Imagine this: you have a few errands and you need to go into town to get them done. You have a rough estimate as to how long it will take you to do it all, right? I’m sure you do because progress is based on estimation. A half hour lost in one place is gained further down with the next errand. Now please forget about all that if you live in Crete. All of it.
You see when we go into town several things are sure to happen to us and all estimation about getting a job done are thrown out the window. In Crete we do things a bit differently. We are bred to stop and talk to every person we know; friends or acquaintances. Not some chit chat but a full conversation that covers places we might have visited and explored, work, the weather, our kids, their school, our crazy relatives, religion, the economy and of course politics. This can go on for a good 20 minutes before we part, making promises of a proper catch up, and by that I mean to sit down and discuss in greater detail all the above while dressed up for a night out having a drink and maybe complaining how expensive or not the drink is till you are exhausted talking.

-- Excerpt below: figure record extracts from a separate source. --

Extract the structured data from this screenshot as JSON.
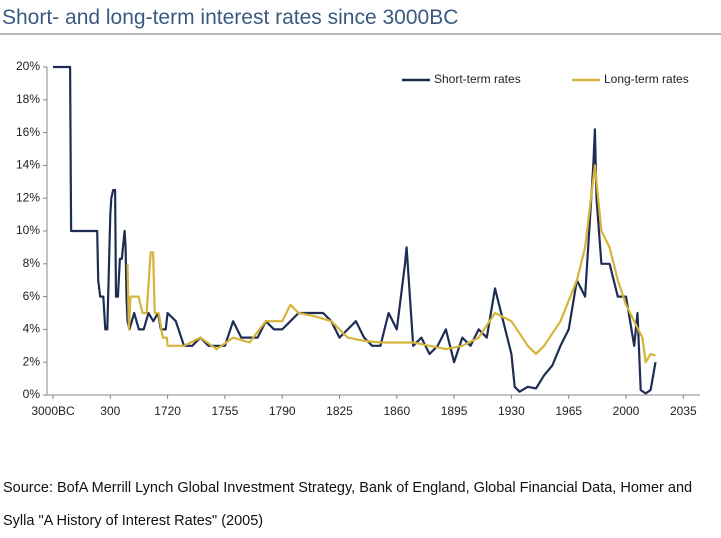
{
  "chart_data": {
    "type": "line",
    "title": "Short- and long-term interest rates since 3000BC",
    "source": "Source: BofA Merrill Lynch Global Investment Strategy, Bank of England, Global Financial Data, Homer and Sylla \"A History of Interest Rates\" (2005)",
    "legend": "top-right",
    "xlim": [
      -3000,
      2035
    ],
    "ylim": [
      0,
      20
    ],
    "xticks": [
      {
        "value": -3000,
        "label": "3000BC"
      },
      300,
      1720,
      1755,
      1790,
      1825,
      1860,
      1895,
      1930,
      1965,
      2000,
      2035
    ],
    "yticks": [
      {
        "value": 0,
        "label": "0%"
      },
      {
        "value": 2,
        "label": "2%"
      },
      {
        "value": 4,
        "label": "4%"
      },
      {
        "value": 6,
        "label": "6%"
      },
      {
        "value": 8,
        "label": "8%"
      },
      {
        "value": 10,
        "label": "10%"
      },
      {
        "value": 12,
        "label": "12%"
      },
      {
        "value": 14,
        "label": "14%"
      },
      {
        "value": 16,
        "label": "16%"
      },
      {
        "value": 18,
        "label": "18%"
      },
      {
        "value": 20,
        "label": "20%"
      }
    ],
    "series": [
      {
        "name": "Short-term rates",
        "color": "#1f2d54",
        "x": [
          -3000,
          -2016,
          -1958,
          -453,
          -395,
          -279,
          -105,
          11,
          126,
          300,
          324,
          371,
          418,
          442,
          489,
          537,
          584,
          655,
          679,
          702,
          726,
          773,
          892,
          1010,
          1128,
          1247,
          1365,
          1483,
          1554,
          1673,
          1720,
          1725,
          1730,
          1735,
          1740,
          1745,
          1750,
          1755,
          1760,
          1765,
          1770,
          1775,
          1780,
          1785,
          1790,
          1795,
          1800,
          1805,
          1810,
          1815,
          1820,
          1825,
          1830,
          1835,
          1840,
          1845,
          1850,
          1855,
          1860,
          1865,
          1866,
          1870,
          1875,
          1880,
          1885,
          1890,
          1895,
          1900,
          1905,
          1910,
          1915,
          1920,
          1925,
          1930,
          1932,
          1935,
          1940,
          1945,
          1950,
          1955,
          1960,
          1965,
          1970,
          1975,
          1980,
          1981,
          1982,
          1985,
          1990,
          1995,
          2000,
          2005,
          2007,
          2009,
          2012,
          2015,
          2018
        ],
        "values": [
          20,
          20,
          10,
          10,
          7,
          6,
          6,
          4,
          4,
          11,
          12,
          12.5,
          12.5,
          6,
          6,
          8.3,
          8.3,
          10,
          9,
          6,
          4.5,
          4,
          5,
          4,
          4,
          5,
          4.5,
          5,
          4,
          4,
          5,
          4.5,
          3,
          3,
          3.5,
          3,
          3,
          3,
          4.5,
          3.5,
          3.5,
          3.5,
          4.5,
          4,
          4,
          4.5,
          5,
          5,
          5,
          5,
          4.5,
          3.5,
          4,
          4.5,
          3.5,
          3,
          3,
          5,
          4,
          8,
          9,
          3,
          3.5,
          2.5,
          3,
          4,
          2,
          3.5,
          3,
          4,
          3.5,
          6.5,
          4.5,
          2.5,
          0.5,
          0.2,
          0.5,
          0.4,
          1.2,
          1.8,
          3,
          4,
          7,
          6,
          14,
          16.2,
          12,
          8,
          8,
          6,
          6,
          3,
          5,
          0.3,
          0.1,
          0.3,
          2
        ]
      },
      {
        "name": "Long-term rates",
        "color": "#d4b43a",
        "x": [
          726,
          760,
          800,
          900,
          1000,
          1100,
          1200,
          1300,
          1360,
          1400,
          1500,
          1600,
          1700,
          1720,
          1730,
          1740,
          1750,
          1760,
          1770,
          1780,
          1790,
          1795,
          1800,
          1810,
          1820,
          1830,
          1840,
          1850,
          1860,
          1870,
          1880,
          1890,
          1900,
          1910,
          1920,
          1930,
          1940,
          1945,
          1950,
          1960,
          1970,
          1975,
          1981,
          1985,
          1990,
          1995,
          2000,
          2005,
          2010,
          2012,
          2015,
          2018
        ],
        "values": [
          8,
          4,
          6,
          6,
          6,
          5,
          5,
          8.7,
          8.7,
          5,
          5,
          3.5,
          3.5,
          3,
          3,
          3.5,
          2.8,
          3.5,
          3.2,
          4.5,
          4.5,
          5.5,
          5,
          4.8,
          4.5,
          3.5,
          3.3,
          3.2,
          3.2,
          3.2,
          3,
          2.8,
          3,
          3.5,
          5,
          4.5,
          3,
          2.5,
          3,
          4.5,
          7,
          9,
          14,
          10,
          9,
          7,
          5.5,
          4.5,
          3.5,
          2,
          2.5,
          2.4
        ]
      }
    ]
  }
}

Now consider the next person we meet while trying to get our first errand done. Again we stop and the conversations on the same topics ensue but the content changes because the person has changed. Another 20 minutes pass. We begin to panic a little but in the back of our mind we start to prioritise what is most important to do on the day. This gives us some peace. Then we bump into the next person. A small sense of urgency make us talk through the subjects a bit faster than the previous people but always with the promise of a proper catch up maybe some other day on a night out or with a long lunch on a Sunday. We feel we have won a small battle until we see the next person. The entire thing needs delicacy on how we dodge the less relevant topics while we take a few steps forward in order to show the urgency of our purpose. We part again with promises of a meet up thinking we’ve escaped the worst of it… but no. You see the next person that comes to talk to us now needs to become our champion and either follow us to where we have to go because it is now dangerously near closing time for most businesses or we just start to apologise a few times that it’s not them but time that is pressing on our side as a sense of real panic takes over. Hopefully the person understands and doesn’t think it was something they said or did. And we begin to walk a lot faster…
We are so close to our destination and feel victorious when we get the first errand done. Our confidence builds up and we speed up to the next errand while we kind of pretend we are preoccupied with some papers we’re holding because we can see from afar another person we know. A few items are still on the list. We almost convince ourselves we can finish it off in one day. The exhilaration is almost certain. So we begin to build a strategy and think of all the places or cafes we might bump into a friend and try to avoid them. We have to act fast and maybe cross off one more item from the list. Now this is the most crucial moment. Closing business hours means lunch time. Lunch time means food.
Food means seeking a delicious bite to eat. If we are lucky to get away with that last item on the to-do list then it’s a successful day. But you see destiny has other plans for us. Our friends love us and they show it. So when they see us from afar and they are eating or having a drink you know it is all over. Whatever was left on the list to be done needs to be allocated for another day because it is certain we are going to get an invite to sit down to eat with them. Our stomach might be complaining in hunger too working against us. The food always looks good also which doesn’t help. So we succumb to our fate and all of a sudden whatever stress we felt washes off us like water and the hilarious thing about the whole affair is our friends complain they didn’t get all their errands done because they bumped into so many people they talked to also… but I love it. Because my soul feels happy that I’ve spoken to people I love even though an errand or two might need my attention the next day. We have a great sense of sociability, friendship and belonging than any other place I have visited in my life time and that me gives me hope that our sense of humanity is very strong on a planet so full of individuality.